Parallel Luau Developer Preview

Oops yeah sorry, this is a regression from memory leak fixes in V3 :sweat: There’s going to be a V4 after all!

5 Likes

A new version (V4) of the builds were uploaded, the links in the original post were updated.

Changes:

  • Fix random crashes on exit / when game session is stopped
  • Add task. library to autocomplete and add proper type information
  • Unlock Part.GetMass, IsGrounded, GetConnectedParts, GetRootPart, GetJoints for use from parallel code
  • Increase microprofile render buffer size to make massive multithreaded profiles a bit easier to look at in Studio

Please note that the build version has been updated by our build process to 0.459 instead of 0.460, here’s the latest build’s version - don’t be alarmed!

image

This is going to be the last build of the year. Please continue experimenting with the builds and sharing feedback in this thread but be ready for that feedback to be ignored for the next two weeks as we get some needed (and dare I say deserved?) rest.

Hope y’all have a good holiday break and see you in 2021!

16 Likes

I made a system a few years ago that distributes Roblox Studio rendering workloads to local clients in my studio test-server. It gives me a ton more performance.

I rendered this image of a map at 512x512 with 16 Ambient-Occlusion samples & 16 Sun (only light source) shadows.

Then I re-rendered this using my multi-client system and plotted the data.

I’ve got a 12c/24t 4.1Ghz Ryzen 3900x & 32GB 3200hz RAM and I’m only able to utilize half of the cores with multi-threading (green dot on graph). I also run into some sort of bottleneck when I run multiple clients - after 8 or so cores the performance gains start to really diminish. I’d like to note that on all of these tests I never used more than 45% CPU usage.

Learnings:

-Multi-threading doesn’t scale as well as I’d hoped. I had a 6x performance gain in this benchmark, but in a lot of other benchmarks it only gave a 4-4.5x improvement.

-Running ton of studio clients has diminishing returns because of some sort of bottleneck. Perhaps RAM speed or something?

I’m now tempted to see what happens if I combine multi-threading with multi-clients :eyes:

24 Likes

We’ve never profiled this on an AMD system so we may be misconfiguring the scheduler. You also might be running into some other bottleneck, hard to be sure. We’ll look into this next year. A microprofile capture or two would be welcome though.

17 Likes

Wow! I can see the difference between non-multi threaded version of the voxel terrain generation in BLOX and this version. I will definitely consider trying this build of studio out.

1 Like

Got bored so i upgraded the rayTracer example to support shadows, fog, light emission and raytraced reflections.

its cool that we can run these things in real time now

38 Likes

Cool Stuff.
I made something like that raytracer a little under a month ago.

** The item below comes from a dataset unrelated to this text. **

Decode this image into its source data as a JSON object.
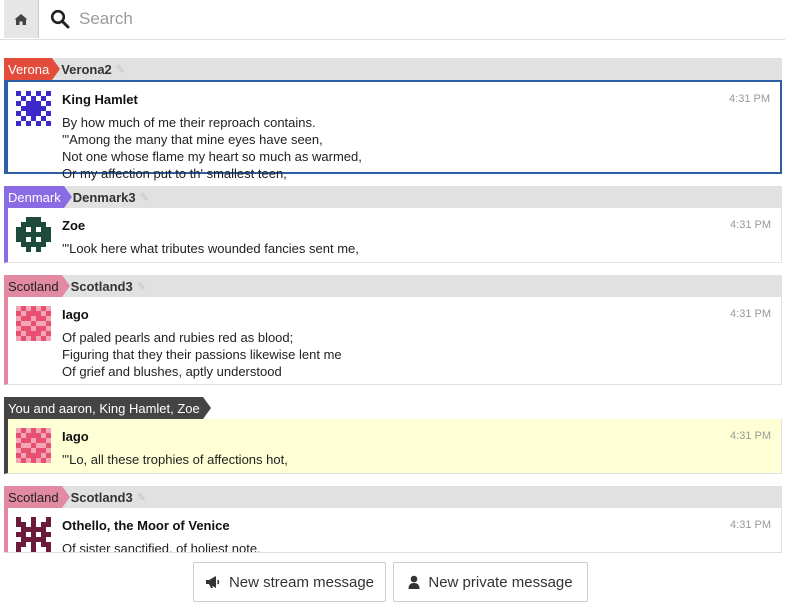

Rn I’m working on parts in viewport frames, I’ma see if I can port my code to run in parallel

Really excited for this to come out into beta, this opens so many possibilities and lightning fast processing for multiple operations. :astonished:

1 Like

Out of curiosity, has anyone been able to practically use this for anything that isn’t contrived or ray-based? I know that @Elttob had to scrap their plans to multithread their terrain generation because of the cost of data transfer (or at least that’s what they said on Twitter) and I know that people like @Tomarty aren’t going to get very much use out of it because of its relationship with single-script setups… So what are people actually using this for?

I mean heck, I can’t even use this to speed up my plugin without refactoring it entirely because it’s set up to use one script for everything. I’m not usually one to dismiss new features just because I don’t like their design but… Does this actually fulfill anyone’s use case?

8 Likes

Oh heck yea, multi-threading?
I’ve been waiting for this ever since I knew it was a thing in coding, if I can use this to handle like lots of game objects and entities and such this will be very useful to me.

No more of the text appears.